L’Europa studia nuove regole per la tassazione delle digital company

Dove devono pagare le tasse Google & Co? E come? Il Gruppo Europeo di Esperti di tassazione dell’economia digitale ha pubblicato di recente un report con cui cerca di fornire le linee guida da applicare per affrontare la delicata questione

29 Ago 2014

Pamela Ciarcià e Claudio Finanze*

Il fenomeno dell’economia digitale, prima sottostimato, definito inizialmente anche dagli addetti ai lavori come “penauts” (trascurabile), oggi ha assunto connotati di rivoluzionaria importanza paragonabile all’avvento della corrente elettrica. La domanda di molti è come può un sistema di regole che hanno disciplinato la vecchia economia e che sono nate almeno un cinquantennio fa, disciplinare oggi questo fenomeno dirompente e spesso totalmente dematerializzato?

È sotto gli occhi di tutti, in primis delle autorità fiscali dei singoli paesi, che le grandi multinazionali di internet generano milioni di profitti che a ben vedere sembrano essere prodotti sulla rete stessa, non trovando nessuna collocazione spaziale, se non in qualche paradiso fiscale. È consuetudine che le multinazionali di internet utilizzino pratiche aggressive di ottimizzazione fiscale che gli consentano di eludere le tasse nei paesi dove forniscono i loro servizi per poi dirottare i profitti in paesi a tassazione ridotta. Ad esempio, Lussemburgo ed Irlanda sono le mete preferite da Google&Co.

Semplificazione, Stabilità e Neutralità

Lo scorso 28 maggio, il Gruppo Europeo di Esperti di tassazione dell’economia digitale ha pubblicato il proprio report con cui cerca di dare le linee guida da applicare; linee guida che devono basarsi su 3 assunti fondamentali: Semplificazione, Stabilità e Neutralità. L’economia digitale è una grandissima opportunità di innovazione, investimento, creazione sia di nuovo business che di lavoro e come tale non può essere soffocata da regole vessatorie. Non solo, gli addetti ai lavori vedono nella tecnologia anche un mezzo per contrastare l’evasione fiscale ed abbassare i costi amministrativi. Ovviamente non possono realizzarsi di fatto delle discriminazioni per le aziende tradizionali e quelle digitali, entrambe vanno tassate in modo equo, ma ciò deve avvenire senza ledere la naturale propensione all’innovazione. Principio cardine è evitare regimi fiscali punitivi, garantendo invece un equo trattamento per prodotti e servizi.

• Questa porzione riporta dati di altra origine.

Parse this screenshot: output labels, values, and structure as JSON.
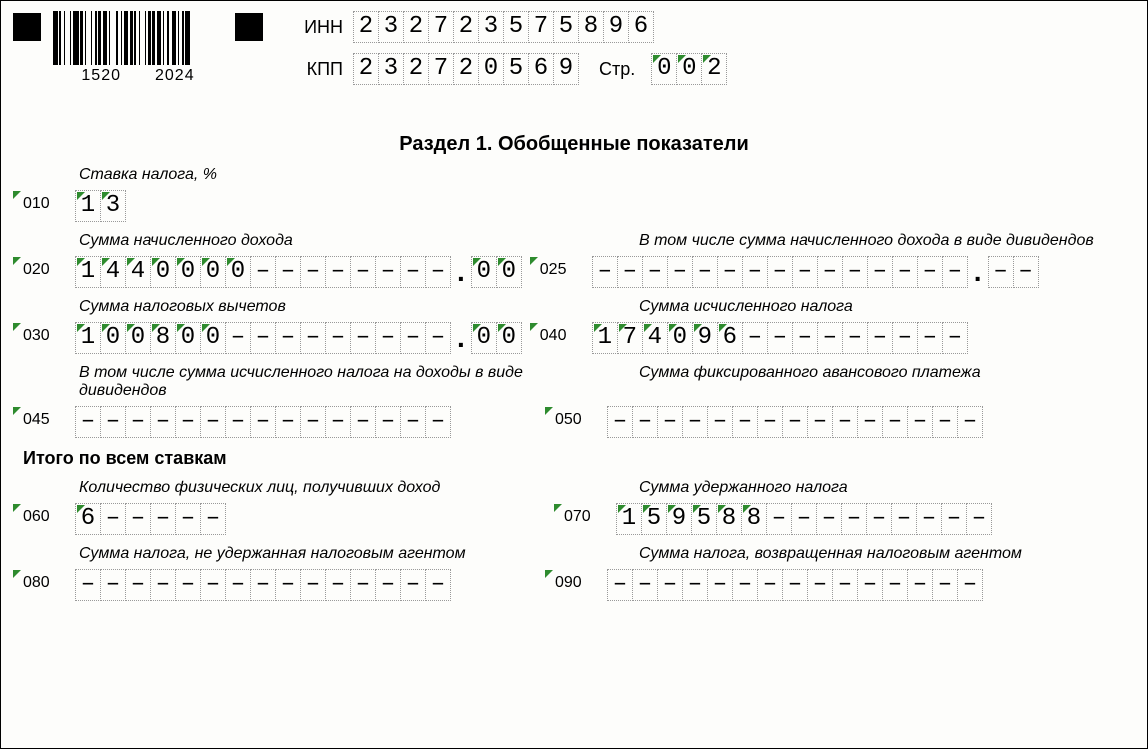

Alla luce di ciò, la maggiori conclusioni riportate nel report del Gruppo sono:

  • a fini dei redditi, non è necessario creare una sovrastruttura fiscale con un regime di tassazione separata. Le regole internazionali possono essere adattate all’economia digitale;
  • a fini IVA, il principio di tassazione a destinazione è quello raccomandato, cercando di sviluppare il mini One Stop Shop, che dovrebbe essere il metodo di tassazione preferibile (il soggetto extra UE si iscrive in un Paese Comunitario, l’IVA viene versata in ogni singolo paese del cliente, ma l’interfaccia dell’Amministrazione Finanziaria è unica);
  • eliminare l’esenzione IVA per le piccole consegne dai paesi extraeuropei, utilizzando il mini One Stop Shop;
  • gli Stati Membri UE devono assumere una posizione comune per ciò che concerne il G20/ OECD Base Erosion e Profit Shifting (BEPS) in modo da assicurare un unico outcome per l’intera UE;

Le priorità per disciplinare il BEPS sono:

  • Contrastare la concorrenza fiscale dannosa;
  • Revisione dei principi di Transfer pricing (sviluppando nuovi standard come il profit split methods);
  • Revisione dei concetti di stabile organizzazione;
  • riformare radicalmente il sistema di imposizione fiscale ai fini dei redditi in ottica di lungo periodo, applicando il principio di tassazione a destinazione anche per le imposte dirette.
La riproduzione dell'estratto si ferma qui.